Probability Variables Independence in Mathematical Statistics

Definition ¹

If for two random variables $X_{1}, X_{2}$ , the joint probability density function $f$ or the probability mass function $p$ satisfies the following conditions for the probability density functions $f_{1}, f_{2}$ or the probability mass functions $p_{1}, p_{2}$ of $X_{1}, X_{2}$ , then $X_{1}, X_{2}$ are said to be independent, and is denoted as $X_{1} \perp X_{2}$ . $f(x_{1} , x_{2} ) \equiv f_{1}(x_{1})f_{2}(x_{2}) \\ p(x_{1} , x_{2} ) \equiv p_{1}(x_{1})p_{2}(x_{2})$

Theorem

The following are equivalent for continuous random variables, though the statement also holds for discrete random variables for convenience.

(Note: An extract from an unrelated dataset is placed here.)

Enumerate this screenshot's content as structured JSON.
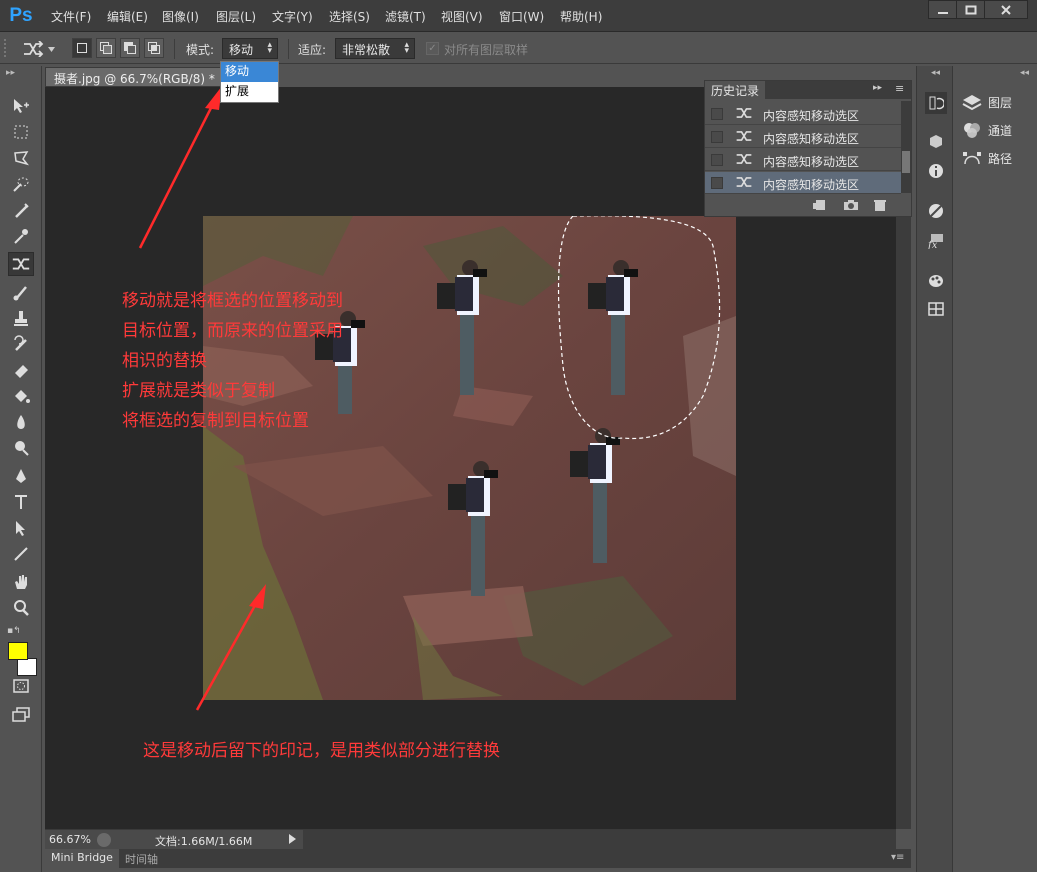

The following are all equivalent:

[1]: $X_{1} \perp X_{2}$
[2] Probability density function: $f (x_{1} , x_{2}) \equiv f_{1}(x_{1}) f_{2}(x_{2})$
[3] Cumulative distribution function: For all $(x_{1} ,x_{2}) \in \mathbb{R}^{2}$ $F (x_{1} , x_{2}) = F_{1}(x_{1}) F_{2}(x_{2})$
[4] Probability: For all constants $a<b$ and $c < d$ $P(a < X_{1} \le b, c < X_{2} \le d) = P(a < X_{1} \le b) P ( c < X_{2} \le d)$
[5] Expectation: If $E \left[ u (X_{1}) \right]$ and $E \left[ u (X_{2}) \right]$ exist $E \left[ u(X_{1}) u(X_{2}) \right] = E \left[ u (X_{1}) \right] E \left[ u (X_{2}) \right]$
[6] Moment generating function: If the joint moment generating function $M(t_{1} , t_{2})$ exists $M(t_{1} , t_{2}) = M (t_{1} , 0 ) M( 0, t_{2} )$

Explanation

As one can see from the forms of equivalent conditions above, independence means the condition that the entangled (joint) functions can be separated into a product form. This can be seen as an abstraction of the independence of events, which can separate probabilities as $P(A \mid B) = {{ P(A B) } \over { P(B) }} \overset{\text{ind}}{\implies} P(AB) = P(A \mid B) P(B) = P(A) P(B)$ Understanding independence intuitively is important, but in studying mathematical statistics, it is necessary to pay more attention to its mathematical form.